"Hei, bangsat! Kamu siapa?" jawab seorang petugas.
Mas berteriak memanggil Pardi. "Manggil siapa kamu?" Seorang petugas menendang tubuh Mas.
"Ampun, Pak! Ampun!," rengek Pardi. Tubuhnya menunduk, hampir sujud di dekat kaki-kaki petugas tersebut.Â
Pardi bangkit dari tidurnya setelah mendengar teriakan Mas. Dia berlari dari  kejadian itu, memperhatikan dari balik pohon.
"Siapa yang suruh kamu duduk di sini? Mengganggu!" teriak seorang petugas, sambil menyeret kayu yang menghantam kepala Mas.
Mas menunduk, bersujud di kaki salah satu petugas, darah bercucuran dari hidungnya. "Ampun! Gusti, ampun!"
Petugas itu tertawa, dan yang lainnya mengikuti. "Sudah! Sudah! Bisa mati dia," cegah salah seorang petugas.

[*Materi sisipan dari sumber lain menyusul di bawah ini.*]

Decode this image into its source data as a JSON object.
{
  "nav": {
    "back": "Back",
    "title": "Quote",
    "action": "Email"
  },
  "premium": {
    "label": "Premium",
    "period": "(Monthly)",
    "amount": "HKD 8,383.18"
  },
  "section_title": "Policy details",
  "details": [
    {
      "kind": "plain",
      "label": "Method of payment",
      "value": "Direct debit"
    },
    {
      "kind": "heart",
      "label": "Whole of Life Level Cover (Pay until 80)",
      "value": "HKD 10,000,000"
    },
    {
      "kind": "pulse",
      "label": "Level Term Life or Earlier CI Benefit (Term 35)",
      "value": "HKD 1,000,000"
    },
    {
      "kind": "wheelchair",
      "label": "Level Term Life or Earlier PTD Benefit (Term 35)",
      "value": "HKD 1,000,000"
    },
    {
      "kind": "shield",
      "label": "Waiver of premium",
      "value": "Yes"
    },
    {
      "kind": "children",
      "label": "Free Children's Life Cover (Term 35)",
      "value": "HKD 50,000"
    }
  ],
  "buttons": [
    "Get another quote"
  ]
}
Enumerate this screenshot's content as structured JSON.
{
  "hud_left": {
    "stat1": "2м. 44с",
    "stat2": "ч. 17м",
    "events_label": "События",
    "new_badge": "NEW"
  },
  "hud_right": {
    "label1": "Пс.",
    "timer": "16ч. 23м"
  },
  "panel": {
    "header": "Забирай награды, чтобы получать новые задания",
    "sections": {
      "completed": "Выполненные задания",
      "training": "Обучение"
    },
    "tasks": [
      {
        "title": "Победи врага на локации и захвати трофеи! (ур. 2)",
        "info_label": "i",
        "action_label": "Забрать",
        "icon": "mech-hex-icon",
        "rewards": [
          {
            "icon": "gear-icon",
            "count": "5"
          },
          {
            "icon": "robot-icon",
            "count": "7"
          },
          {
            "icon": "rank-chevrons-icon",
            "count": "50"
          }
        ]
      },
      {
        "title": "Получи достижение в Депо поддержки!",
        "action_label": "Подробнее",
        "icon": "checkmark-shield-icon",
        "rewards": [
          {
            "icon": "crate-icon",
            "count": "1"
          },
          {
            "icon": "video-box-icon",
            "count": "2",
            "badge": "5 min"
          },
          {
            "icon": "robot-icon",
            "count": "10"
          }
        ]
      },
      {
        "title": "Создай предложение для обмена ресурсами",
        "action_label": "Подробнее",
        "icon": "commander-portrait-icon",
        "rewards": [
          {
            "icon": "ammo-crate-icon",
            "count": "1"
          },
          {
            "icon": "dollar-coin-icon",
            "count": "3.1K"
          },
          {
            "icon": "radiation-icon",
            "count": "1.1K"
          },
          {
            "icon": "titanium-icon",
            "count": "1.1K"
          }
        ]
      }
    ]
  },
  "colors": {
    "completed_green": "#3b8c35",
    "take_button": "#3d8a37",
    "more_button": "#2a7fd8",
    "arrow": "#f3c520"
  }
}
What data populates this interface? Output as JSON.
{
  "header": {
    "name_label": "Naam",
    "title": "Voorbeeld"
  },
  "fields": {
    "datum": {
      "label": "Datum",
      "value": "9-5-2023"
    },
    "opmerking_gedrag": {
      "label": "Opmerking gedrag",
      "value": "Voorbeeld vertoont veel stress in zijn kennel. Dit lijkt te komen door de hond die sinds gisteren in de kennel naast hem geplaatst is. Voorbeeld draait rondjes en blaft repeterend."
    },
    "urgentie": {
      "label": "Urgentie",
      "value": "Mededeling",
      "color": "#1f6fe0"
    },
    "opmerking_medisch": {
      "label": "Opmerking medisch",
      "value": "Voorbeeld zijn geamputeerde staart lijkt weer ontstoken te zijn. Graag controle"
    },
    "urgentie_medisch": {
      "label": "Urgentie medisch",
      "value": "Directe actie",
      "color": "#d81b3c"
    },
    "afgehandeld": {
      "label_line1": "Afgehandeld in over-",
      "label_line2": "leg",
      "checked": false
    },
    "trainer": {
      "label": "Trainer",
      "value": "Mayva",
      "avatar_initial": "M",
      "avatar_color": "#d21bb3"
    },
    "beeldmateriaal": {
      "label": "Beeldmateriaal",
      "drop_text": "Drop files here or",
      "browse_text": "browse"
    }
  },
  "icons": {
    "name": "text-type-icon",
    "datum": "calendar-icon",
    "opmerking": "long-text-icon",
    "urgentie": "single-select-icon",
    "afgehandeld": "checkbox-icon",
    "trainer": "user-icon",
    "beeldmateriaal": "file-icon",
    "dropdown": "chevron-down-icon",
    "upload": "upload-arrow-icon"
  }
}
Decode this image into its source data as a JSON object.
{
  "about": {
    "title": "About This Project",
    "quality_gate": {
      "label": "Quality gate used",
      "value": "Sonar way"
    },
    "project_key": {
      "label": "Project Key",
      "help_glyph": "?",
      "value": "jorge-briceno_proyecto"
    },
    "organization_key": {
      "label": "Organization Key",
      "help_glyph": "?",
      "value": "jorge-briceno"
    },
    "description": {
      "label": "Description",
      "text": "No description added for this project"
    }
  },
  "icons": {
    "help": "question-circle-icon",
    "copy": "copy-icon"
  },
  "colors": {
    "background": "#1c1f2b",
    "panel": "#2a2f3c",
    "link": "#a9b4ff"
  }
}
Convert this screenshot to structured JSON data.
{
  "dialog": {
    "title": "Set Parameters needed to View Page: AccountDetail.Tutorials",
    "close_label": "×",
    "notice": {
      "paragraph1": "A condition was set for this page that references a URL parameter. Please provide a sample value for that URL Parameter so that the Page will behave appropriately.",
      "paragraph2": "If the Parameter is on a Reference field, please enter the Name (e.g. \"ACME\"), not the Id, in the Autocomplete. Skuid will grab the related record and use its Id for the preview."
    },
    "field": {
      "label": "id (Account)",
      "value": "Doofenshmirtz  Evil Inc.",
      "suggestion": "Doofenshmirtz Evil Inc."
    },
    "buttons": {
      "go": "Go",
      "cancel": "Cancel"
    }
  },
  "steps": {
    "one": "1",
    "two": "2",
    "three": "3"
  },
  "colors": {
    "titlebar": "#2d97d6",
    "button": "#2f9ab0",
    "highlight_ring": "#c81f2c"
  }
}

Mereka meninggalkan Mas yang tergeletak di trotoar, sementara Pardi menggotong tubuh sahabatnya ke bangku panjang taman yang tadi dia gunakan untuk tidur.
Keadaan semakin buruk. Darah di pipi Mas mengering, dan dia pingsan hingga pukul setengah lima sore. Pardi masih menangis, meneteskan air mata untuk sahabatnya yang terluka.
Mas akhirnya dibawa Pardi ke terminal. Tidak ada tempat berteduh selain terminal yang bau burung itu. Malam datang, penuh dengan nyamuk kurus, terminal tetap ramai. Lampu-lampu menyinari wajah-wajah manusia, baik yang terhormat maupun yang tidak.
Pardi duduk di samping Mas, di bekas kamar mandi terminal. Ia berpikir sahabatnya akan mati di sana, tanpa ada gejala untuk sadar kembali. Pardi berdoa kepada Tuhan, berharap ada kabar baik dari malaikat, berharap semoga Mas diberi kesempatan hidup.